I’ve dealt with depression since I was 12. Out of all this pain, I’ve learned focusing on better times will overall lift my mood. We all have happy moments in life. I live for the moments when I’m joking around with my friends or eating something really yummy or babysitting an adorable kid. These are the moments we must think of. These are the moments that will keep us going when times get tough. Remember, when pain comes, always remember something lovely is coming your way.

The deep, dark pain we may sometimes feel can’t control us. Life doesn’t have to be defined by the pain, but by the joy instead.

Careless Remarks

Today in English class, my teacher was making fun of something and compared it to a mental patient. I was really offended by this. The comment was probably just a slip of the tongue and not intended to be mean, but regardless, it hurt. Having been a mental patient multiple times, it feels like I’m being looked down upon. The worst part is, this isn’t the first time I’ve heard comments like this. I often hear people say things such as “I want to kill myself right now!” or using words such as psycho, loony bin and emo.

This is offensive because living life with a mental illness is incredibly difficult and tiring. To have someone make fun of it as if it’s nothing makes me feel like my efforts to recover are worthless. It also makes me feel like I’m weird or crazy. Not a good feeling! Society has a long history of stigmatizing mental illness. But it’s time we face the truth. Being mentally ill doesn’t equate to being crazy, weird or less than. Mental illness doesn’t define a person.

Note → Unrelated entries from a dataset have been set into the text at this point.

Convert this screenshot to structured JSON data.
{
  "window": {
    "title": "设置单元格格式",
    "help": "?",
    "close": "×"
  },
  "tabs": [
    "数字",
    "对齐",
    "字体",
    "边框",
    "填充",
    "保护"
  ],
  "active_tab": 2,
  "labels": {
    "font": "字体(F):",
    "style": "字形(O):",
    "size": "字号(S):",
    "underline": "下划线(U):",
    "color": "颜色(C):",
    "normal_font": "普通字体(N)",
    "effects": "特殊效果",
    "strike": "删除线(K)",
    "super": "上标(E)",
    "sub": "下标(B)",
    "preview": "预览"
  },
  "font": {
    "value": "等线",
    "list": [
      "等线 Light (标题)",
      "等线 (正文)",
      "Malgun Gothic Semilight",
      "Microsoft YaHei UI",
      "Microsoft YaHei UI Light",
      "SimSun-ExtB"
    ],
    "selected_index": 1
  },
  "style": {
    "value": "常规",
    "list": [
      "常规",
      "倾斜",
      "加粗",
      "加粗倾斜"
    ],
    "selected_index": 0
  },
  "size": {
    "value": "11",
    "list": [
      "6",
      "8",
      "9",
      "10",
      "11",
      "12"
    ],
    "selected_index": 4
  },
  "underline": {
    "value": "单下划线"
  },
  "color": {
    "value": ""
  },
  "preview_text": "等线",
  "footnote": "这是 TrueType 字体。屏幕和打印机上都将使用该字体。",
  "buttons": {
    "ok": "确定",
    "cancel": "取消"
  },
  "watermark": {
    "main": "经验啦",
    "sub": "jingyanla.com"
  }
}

A helpful thing to keep in mind is that most of the time, people aren’t saying these careless comments with the intention to be devious. Not everyone understands the struggle of being mentally unstable, or the power of his words.  I find it most effective to calmly, openly talk about how and why these comments are offensive. Getting mad may seem easier, but it just creates unneeded tension and fighting. Staying calm and actually talking about it is better because this way, people aren’t on the defense and they will understand and respect you more. It also may stop them from saying these kinds of remarks in the future.

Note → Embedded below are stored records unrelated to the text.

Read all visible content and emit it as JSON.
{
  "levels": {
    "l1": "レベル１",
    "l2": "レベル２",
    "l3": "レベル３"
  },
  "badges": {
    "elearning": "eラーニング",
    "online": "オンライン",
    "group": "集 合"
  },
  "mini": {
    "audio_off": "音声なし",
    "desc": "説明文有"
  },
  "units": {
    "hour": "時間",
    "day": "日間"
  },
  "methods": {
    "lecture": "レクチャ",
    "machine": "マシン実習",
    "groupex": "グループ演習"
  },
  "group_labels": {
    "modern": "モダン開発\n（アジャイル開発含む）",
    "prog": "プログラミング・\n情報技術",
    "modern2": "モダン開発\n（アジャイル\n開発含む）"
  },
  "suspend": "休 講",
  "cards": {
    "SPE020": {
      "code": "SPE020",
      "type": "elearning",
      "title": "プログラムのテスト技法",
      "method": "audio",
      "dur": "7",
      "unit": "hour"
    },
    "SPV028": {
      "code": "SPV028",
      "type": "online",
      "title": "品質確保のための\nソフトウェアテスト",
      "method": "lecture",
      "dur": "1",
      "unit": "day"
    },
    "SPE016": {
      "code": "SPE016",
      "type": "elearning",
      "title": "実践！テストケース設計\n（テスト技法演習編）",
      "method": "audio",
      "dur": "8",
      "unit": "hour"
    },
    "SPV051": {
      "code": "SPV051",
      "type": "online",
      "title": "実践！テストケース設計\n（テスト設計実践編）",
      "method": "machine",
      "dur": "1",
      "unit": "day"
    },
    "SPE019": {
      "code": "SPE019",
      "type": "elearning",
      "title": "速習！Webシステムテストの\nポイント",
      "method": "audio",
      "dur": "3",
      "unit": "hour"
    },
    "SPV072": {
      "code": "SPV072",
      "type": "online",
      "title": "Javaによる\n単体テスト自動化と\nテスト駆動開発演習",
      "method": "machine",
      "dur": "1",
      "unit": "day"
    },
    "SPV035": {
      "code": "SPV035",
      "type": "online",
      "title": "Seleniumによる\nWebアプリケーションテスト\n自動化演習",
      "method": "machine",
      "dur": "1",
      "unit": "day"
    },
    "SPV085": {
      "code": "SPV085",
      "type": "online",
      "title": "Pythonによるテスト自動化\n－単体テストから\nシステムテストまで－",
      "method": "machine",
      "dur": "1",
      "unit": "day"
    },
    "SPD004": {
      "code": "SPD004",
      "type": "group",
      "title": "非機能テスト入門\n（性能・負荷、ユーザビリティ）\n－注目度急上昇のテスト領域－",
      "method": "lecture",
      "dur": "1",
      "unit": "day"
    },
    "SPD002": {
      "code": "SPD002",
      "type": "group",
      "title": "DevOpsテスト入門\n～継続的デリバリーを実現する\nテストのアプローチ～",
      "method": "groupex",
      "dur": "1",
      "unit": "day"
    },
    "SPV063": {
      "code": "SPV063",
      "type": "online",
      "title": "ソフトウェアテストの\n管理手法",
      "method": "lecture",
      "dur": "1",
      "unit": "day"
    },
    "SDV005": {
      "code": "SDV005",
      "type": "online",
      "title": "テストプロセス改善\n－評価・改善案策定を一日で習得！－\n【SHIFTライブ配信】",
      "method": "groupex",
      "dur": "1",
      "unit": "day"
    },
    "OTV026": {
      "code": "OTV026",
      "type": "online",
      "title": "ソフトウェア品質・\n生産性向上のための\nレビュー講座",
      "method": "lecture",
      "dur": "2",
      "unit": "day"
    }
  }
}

Words hurt, but they don’t define who we are.

Friend Groups and Feeling Left Out

Many times, I’ve felt left out when I was with my friends. For me, it feels like I’m invisible. Everything I say is pointless because no one will listen or care. No one would notice if I left. I’ve gotten in my fair share of fights with friends over this. Their response was always, “You’re doing this to yourself. You leave yourself out.” This always made me so angry. Why should I be the one to blame for something they are doing? I often grew very resentful and defensive from this.

This past year, I finally experienced what it’s like from a different perspective. My friend had been acting very distant and cold with me and my other friend. I felt like she was icing us out. It was confusing because I had no idea why. During every conversation, she would just shut down and not say a word. After talking to her about it, she told me she was feeling left out. To me, this didn’t make sense. She seemed like the one who was isolating herself.  Even when I tried extra hard to include her, she still felt the same. It was very frustrating, but at the same time, I knew how she felt. I’ve been in her shoes before.

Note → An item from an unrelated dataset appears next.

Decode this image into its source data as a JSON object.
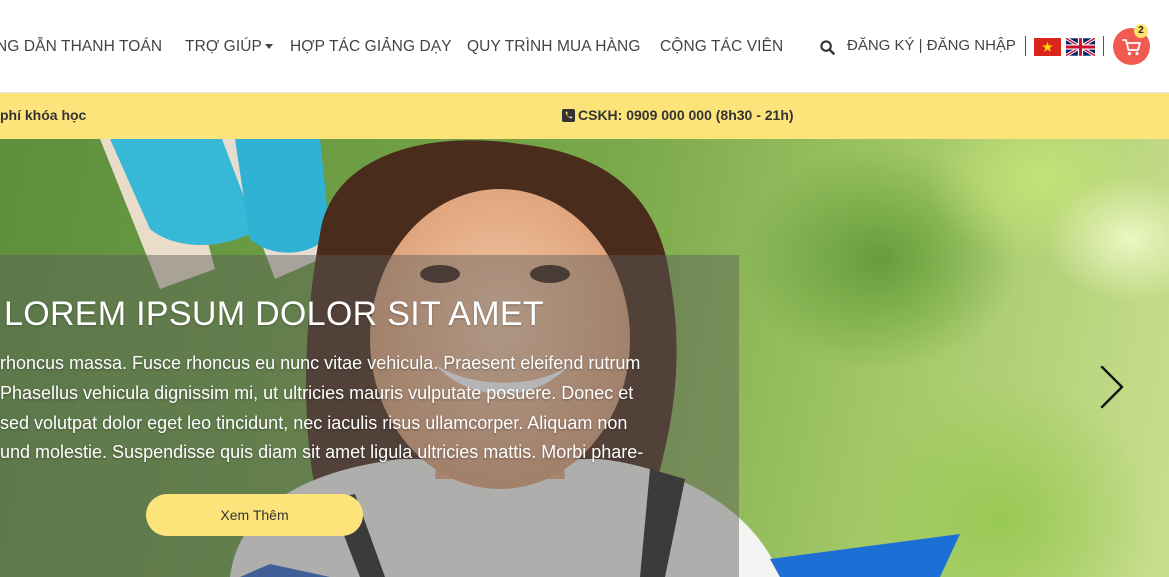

That’s when I realized it’s not anyone’s fault specifically. Some people just connect and interact better than others. When another person is added to the equation, it’s harder to find a place sometimes. It’s not intentional, but just the nature of relationships. Most of the time, people don’t leave people out to be mean. It’s not someone’s fault they share a certain chemistry with someone else. It can’t be ignored. It also isn’t someone’s fault if they feel left out. It’s okay not to share that same bond as some other friends may have. Each friendship is different, and some groups mesh well while some just don’t.

This is something I think everyone deals with at one point or another. Feeling left out sucks, but hopefully it’s comforting to know it’s not your fault and not intentional.